# Keep blowing Fuses - Help



## Troopster19 (Sep 2, 2008)

I have 2 subs. I have them hooked up to a battery in my trunk and i run a wire from the positive on that battery to the positive on the main battery in the engine compartment. I have a fuse close to the front battery and one close to the back battery. I noticed by subs weren't working so I inspected my wire and found both 80 amp fuses had blown. I thought it was a fluke due to me shorting something out before, so I put in spare 40 amp fuses I had. It worked for a little while and both of those blew too. Any ideas? Could I be when I start the car the front battery draws from the back and the fuses can't handle it? And suggestions would be appreciated.


----------



## carsey (Aug 19, 2006)

That extra battery in the boot wont make any difference. Maybe just slightly longer running time.

HAve a look at this thread, aimed at a VW Golf, but its the same principle

http://uk-mkivs.net/forums/p/193096/1254310.aspx#1254310


----------



## jaggerwild (May 21, 2007)

What guage wire you running? I'd get a better/bigger fuse holder for it, also make sure the rear battery is safely secured so as not to ground out on you. 
I can see one fuse blowing but two is not good, it also says that something is happening that should not be, like the battery grounding out or what eva.
Make sure the rear battery is grounded out WELL!!!! To the frame with a nut and bolt also a grounding eye too.

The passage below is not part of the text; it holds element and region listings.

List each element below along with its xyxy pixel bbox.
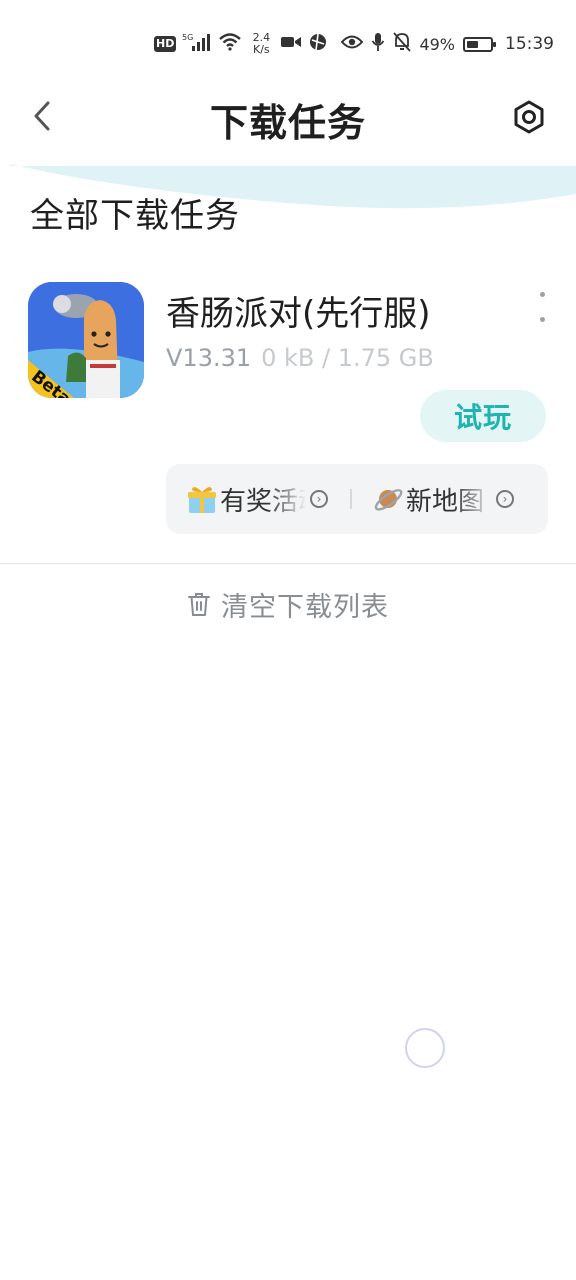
tag-event[interactable]: 有奖活动 › <box>166 464 328 534</box>
bell-muted-icon <box>393 32 412 56</box>
video-camera-icon <box>280 34 302 54</box>
tag-new-map[interactable]: 新地图 › <box>352 464 514 534</box>
status-bar: HD 5G 2.4 K/s 49% 15:39 <box>0 0 576 88</box>
more-dot <box>539 292 545 297</box>
page-title: 下载任务 <box>209 101 366 145</box>
game-name[interactable]: 香肠派对(先行服) <box>166 286 431 335</box>
download-meta: V13.31 0 kB / 1.75 GB <box>166 344 434 372</box>
settings-icon <box>514 100 544 134</box>
try-play-button[interactable]: 试玩 <box>420 390 546 442</box>
chevron-right-circle-icon: › <box>310 490 328 508</box>
download-size-progress: 0 kB / 1.75 GB <box>261 344 434 372</box>
app-header: 下载任务 <box>0 80 576 152</box>
battery-icon <box>463 36 496 52</box>
list-divider <box>0 563 576 564</box>
more-dot <box>539 317 545 322</box>
battery-percent: 49% <box>419 34 455 54</box>
hd-badge: HD <box>154 36 177 52</box>
tag-new-map-label: 新地图 <box>406 486 485 517</box>
microphone-icon <box>371 32 385 56</box>
chevron-right-circle-icon: › <box>496 490 514 508</box>
game-icon[interactable]: Beta <box>28 282 144 398</box>
activity-tags-bar: 有奖活动 › 新地图 › <box>166 464 548 534</box>
clear-download-list-button[interactable]: 清空下载列表 <box>0 584 576 624</box>
trash-icon <box>188 593 210 616</box>
loading-spinner <box>405 1028 445 1068</box>
planet-icon <box>374 489 403 511</box>
status-time: 15:39 <box>505 34 554 54</box>
signal-icon: 5G <box>182 32 212 56</box>
status-left: HD 5G 2.4 K/s <box>154 30 328 58</box>
status-right: 49% 15:39 <box>341 30 554 58</box>
eye-icon <box>341 34 364 54</box>
battery-fill <box>467 40 478 48</box>
game-version: V13.31 <box>166 344 252 372</box>
gift-icon <box>188 487 216 513</box>
net-type-label: 5G <box>182 33 193 42</box>
settings-button[interactable] <box>510 98 548 136</box>
download-item[interactable]: Beta 香肠派对(先行服) V13.31 0 kB / 1.75 GB 试玩 <box>0 270 576 550</box>
net-speed-unit: K/s <box>253 43 270 56</box>
section-title: 全部下载任务 <box>30 196 240 236</box>
browser-icon <box>308 32 328 56</box>
tag-event-label: 有奖活动 <box>220 486 306 517</box>
net-speed: 2.4 K/s <box>248 32 274 56</box>
wifi-icon <box>218 32 242 56</box>
clear-download-list-label: 清空下载列表 <box>221 591 389 623</box>
more-options-button[interactable] <box>532 292 552 322</box>
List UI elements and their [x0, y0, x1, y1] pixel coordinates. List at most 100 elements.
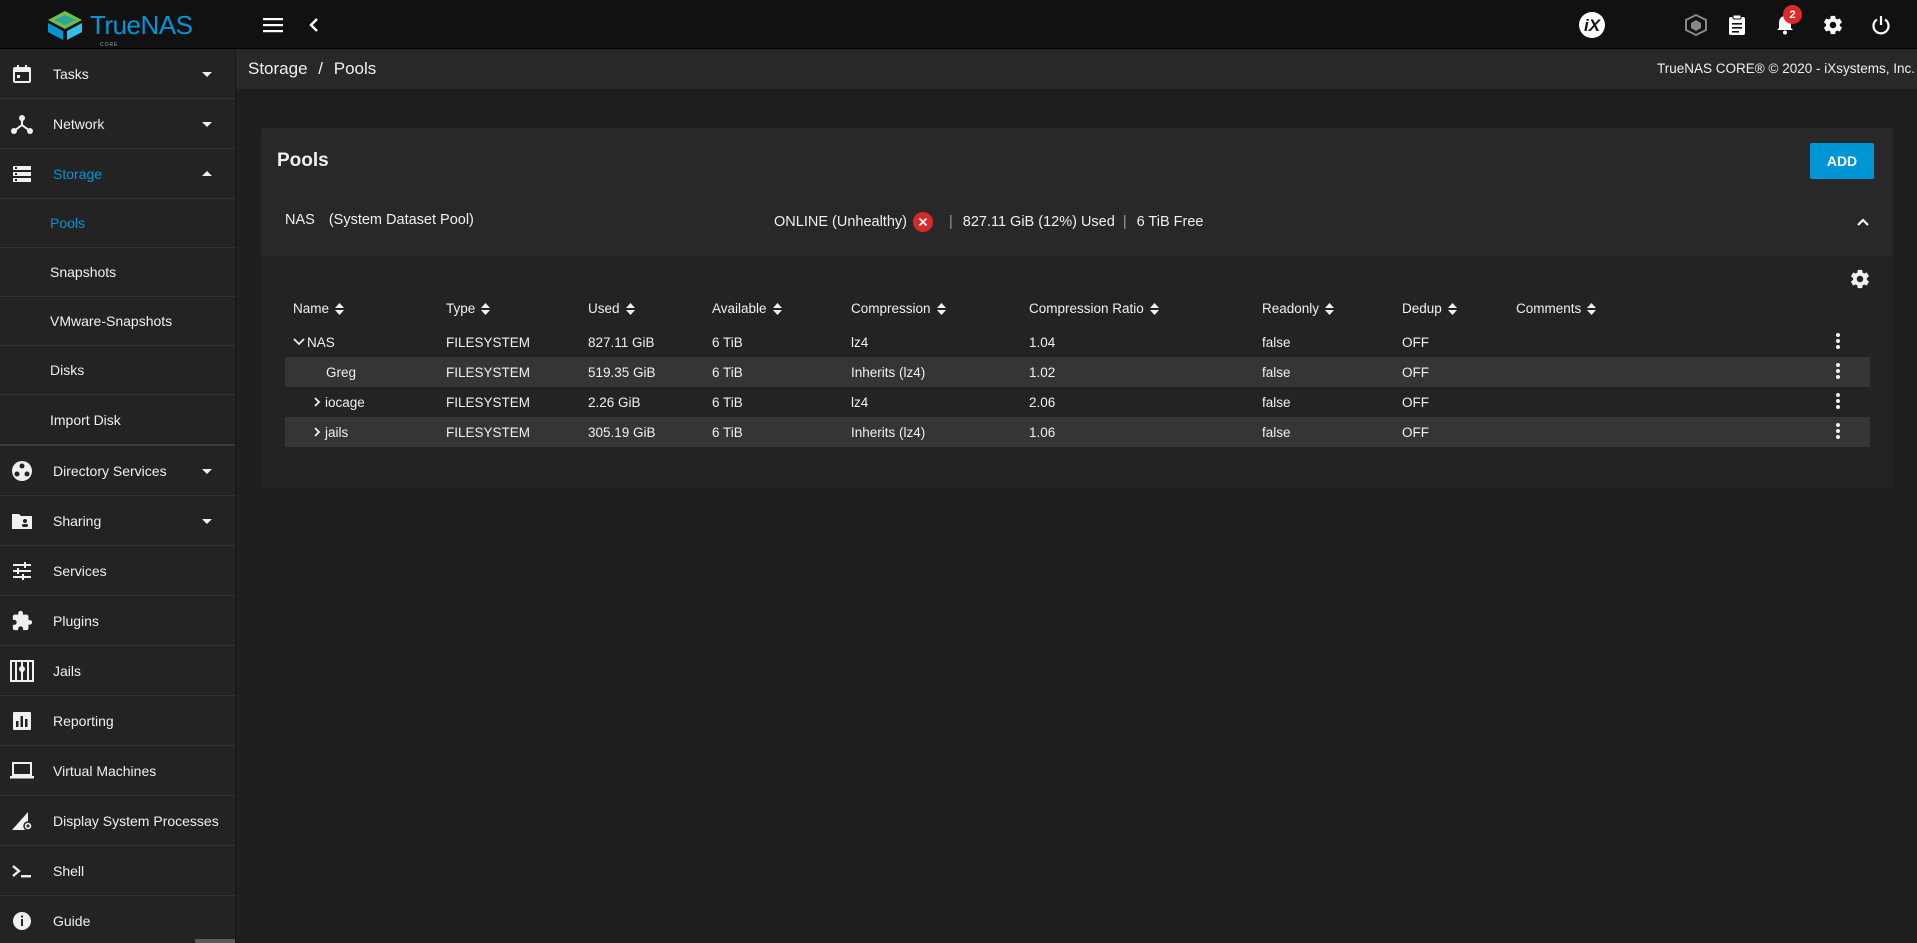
- dataset-name: jails: [311, 425, 348, 440]
- sidebar-subitem-import-disk[interactable]: Import Disk: [0, 395, 235, 444]
- sidebar-item-label: Display System Processes: [53, 812, 219, 829]
- sidebar-item-plugins[interactable]: Plugins: [0, 596, 235, 646]
- sidebar-item-network[interactable]: Network: [0, 99, 235, 149]
- chevron-down-icon[interactable]: [199, 116, 215, 132]
- dataset-compression-ratio: 1.04: [1029, 335, 1056, 350]
- gear-icon[interactable]: [1821, 13, 1845, 37]
- processes-icon: [10, 809, 34, 833]
- error-icon[interactable]: [912, 212, 933, 232]
- breadcrumb-storage-link[interactable]: Storage: [248, 59, 308, 78]
- column-header-readonly[interactable]: Readonly: [1262, 301, 1335, 316]
- sort-icon: [1447, 302, 1457, 315]
- sidebar-subitem-vmware-snapshots[interactable]: VMware-Snapshots: [0, 297, 235, 346]
- table-row[interactable]: iocage FILESYSTEM 2.26 GiB 6 TiB lz4 2.0…: [285, 387, 1870, 417]
- table-row[interactable]: jails FILESYSTEM 305.19 GiB 6 TiB Inheri…: [285, 417, 1870, 447]
- sidebar-item-sharing[interactable]: Sharing: [0, 496, 235, 546]
- dataset-table: Name Type Used Available Compression Com…: [261, 256, 1893, 488]
- sharing-icon: [10, 509, 34, 533]
- sidebar-subitem-pools[interactable]: Pools: [0, 199, 235, 248]
- breadcrumb-bar: Storage / Pools TrueNAS CORE® © 2020 - i…: [236, 49, 1917, 89]
- add-pool-button[interactable]: ADD: [1810, 143, 1874, 179]
- power-icon[interactable]: [1869, 13, 1893, 37]
- sidebar-item-tasks[interactable]: Tasks: [0, 49, 235, 99]
- table-row[interactable]: NAS FILESYSTEM 827.11 GiB 6 TiB lz4 1.04…: [285, 327, 1870, 357]
- puzzle-icon: [10, 609, 34, 633]
- pool-actions-gear-icon[interactable]: [1849, 268, 1873, 292]
- laptop-icon: [10, 759, 34, 783]
- bell-icon[interactable]: 2: [1773, 5, 1802, 37]
- notification-count-badge: 2: [1783, 5, 1802, 24]
- calendar-icon: [10, 62, 34, 86]
- breadcrumb-separator: /: [318, 59, 324, 78]
- column-header-used[interactable]: Used: [588, 301, 635, 316]
- dataset-name: iocage: [311, 395, 365, 410]
- dataset-name: NAS: [293, 335, 335, 350]
- chevron-right-icon: [314, 427, 321, 437]
- sidebar-item-label: Guide: [53, 913, 91, 929]
- column-header-compression[interactable]: Compression: [851, 301, 946, 316]
- dataset-used: 2.26 GiB: [588, 395, 641, 410]
- column-header-type[interactable]: Type: [446, 301, 491, 316]
- sidebar-item-services[interactable]: Services: [0, 546, 235, 596]
- sort-icon: [1149, 302, 1159, 315]
- chevron-down-icon[interactable]: [199, 66, 215, 82]
- sidebar-item-jails[interactable]: Jails: [0, 646, 235, 696]
- more-vert-icon[interactable]: [1826, 389, 1850, 413]
- ix-systems-logo[interactable]: iX: [1573, 12, 1611, 38]
- dataset-type: FILESYSTEM: [446, 365, 531, 380]
- sort-icon: [936, 302, 946, 315]
- column-header-comments[interactable]: Comments: [1516, 301, 1597, 316]
- sidebar-item-guide[interactable]: Guide: [0, 896, 235, 943]
- sidebar-scrollbar[interactable]: [195, 939, 235, 943]
- column-header-dedup[interactable]: Dedup: [1402, 301, 1457, 316]
- sidebar-item-reporting[interactable]: Reporting: [0, 696, 235, 746]
- dataset-compression-ratio: 1.02: [1029, 365, 1056, 380]
- sidebar-item-virtual-machines[interactable]: Virtual Machines: [0, 746, 235, 796]
- dataset-readonly: false: [1262, 335, 1291, 350]
- pool-status: ONLINE (Unhealthy) | 827.11 GiB (12%) Us…: [774, 212, 1203, 232]
- sidebar-item-directory-services[interactable]: Directory Services: [0, 446, 235, 496]
- sidebar-item-label: Services: [53, 562, 107, 579]
- pool-free: 6 TiB Free: [1136, 214, 1204, 230]
- dataset-dedup: OFF: [1402, 365, 1429, 380]
- chevron-up-icon[interactable]: [199, 166, 215, 182]
- sidebar-item-label: Network: [53, 115, 105, 132]
- pools-card: Pools ADD NAS (System Dataset Pool) ONLIN…: [261, 128, 1893, 488]
- chevron-up-icon[interactable]: [1855, 214, 1871, 230]
- dataset-available: 6 TiB: [712, 365, 743, 380]
- sidebar-subitem-snapshots[interactable]: Snapshots: [0, 248, 235, 297]
- sidebar-item-shell[interactable]: Shell: [0, 846, 235, 896]
- sort-icon: [772, 302, 782, 315]
- chevron-left-icon[interactable]: [302, 13, 326, 37]
- pool-header[interactable]: NAS (System Dataset Pool) ONLINE (Unhealt…: [261, 198, 1893, 246]
- system-dataset-label: (System Dataset Pool): [328, 212, 474, 228]
- breadcrumb-current: Pools: [333, 59, 377, 78]
- logo-text: TrueNAS: [90, 10, 193, 40]
- sidebar-item-label: Jails: [53, 662, 82, 679]
- more-vert-icon[interactable]: [1826, 419, 1850, 443]
- sidebar-subitem-disks[interactable]: Disks: [0, 346, 235, 395]
- sidebar-item-display-system-processes[interactable]: Display System Processes: [0, 796, 235, 846]
- table-row[interactable]: Greg FILESYSTEM 519.35 GiB 6 TiB Inherit…: [285, 357, 1870, 387]
- sidebar-item-label: Plugins: [53, 612, 99, 629]
- truecommand-icon[interactable]: [1684, 13, 1708, 37]
- more-vert-icon[interactable]: [1826, 359, 1850, 383]
- clipboard-icon[interactable]: [1725, 13, 1749, 37]
- chevron-down-icon[interactable]: [199, 463, 215, 479]
- pool-status-text: ONLINE (Unhealthy): [774, 214, 907, 230]
- more-vert-icon[interactable]: [1826, 329, 1850, 353]
- column-header-compression-ratio[interactable]: Compression Ratio: [1029, 301, 1159, 316]
- column-header-name[interactable]: Name: [293, 301, 345, 316]
- chevron-down-icon[interactable]: [199, 513, 215, 529]
- column-header-available[interactable]: Available: [712, 301, 782, 316]
- menu-icon[interactable]: [261, 13, 285, 37]
- sidebar-item-storage[interactable]: Storage: [0, 149, 235, 199]
- terminal-icon: [10, 859, 34, 883]
- dataset-name: Greg: [326, 365, 357, 380]
- directory-icon: [10, 459, 34, 483]
- dataset-used: 827.11 GiB: [588, 335, 655, 350]
- dataset-readonly: false: [1262, 395, 1291, 410]
- dataset-type: FILESYSTEM: [446, 425, 531, 440]
- truenas-logo[interactable]: TrueNAS CORE: [46, 9, 193, 48]
- separator: |: [1122, 214, 1127, 230]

the battery in the rear saves power up to be drained when the bass hits, not really there for powering. Really only needed when the bass thumps hard as opposed to a power capacitor, witch stores up power for the thump of the bass but is then empty if the bass was to hit again really fast. 
Need more ask!


----------



## jaggerwild (May 21, 2007)

carsey said:


> That extra battery in the boot wont make any difference. Maybe just slightly longer running time.
> 
> HAve a look at this thread, aimed at a VW Golf, but its the same principle
> 
> http://uk-mkivs.net/forums/p/193096/1254310.aspx#1254310


Hey Carsey, 
It is used in place of a capacitor not as an extra charging unit, it is also understood (usually) that a bigger alternator is needed in this kind of setup.



> BATCAPS
> Something I hadn’t heard of until very recently,but basically a very small battery with the discharge characteristics of a capacitor,so the best of both without the disadvantages of either.
> These don’t need a split charge system as you would if you were running a second battery,but are wired directly across the amp’s power terminals,and so effectively always in parallel with the car’s alternator and chassis battery.In fact they are said to be able to supply enough current in short bursts to be able to crank a small engine should your chassis battery not be able to,something a powercap could never do as it would be fully discharged in well under a second.Real world tests have shown them to increase the voltage and current available to power hungry amplifiers,so taking some of the strain off the cars original electrical system. More information about Batcaps can be found here:- http://www.batcap.net/


----------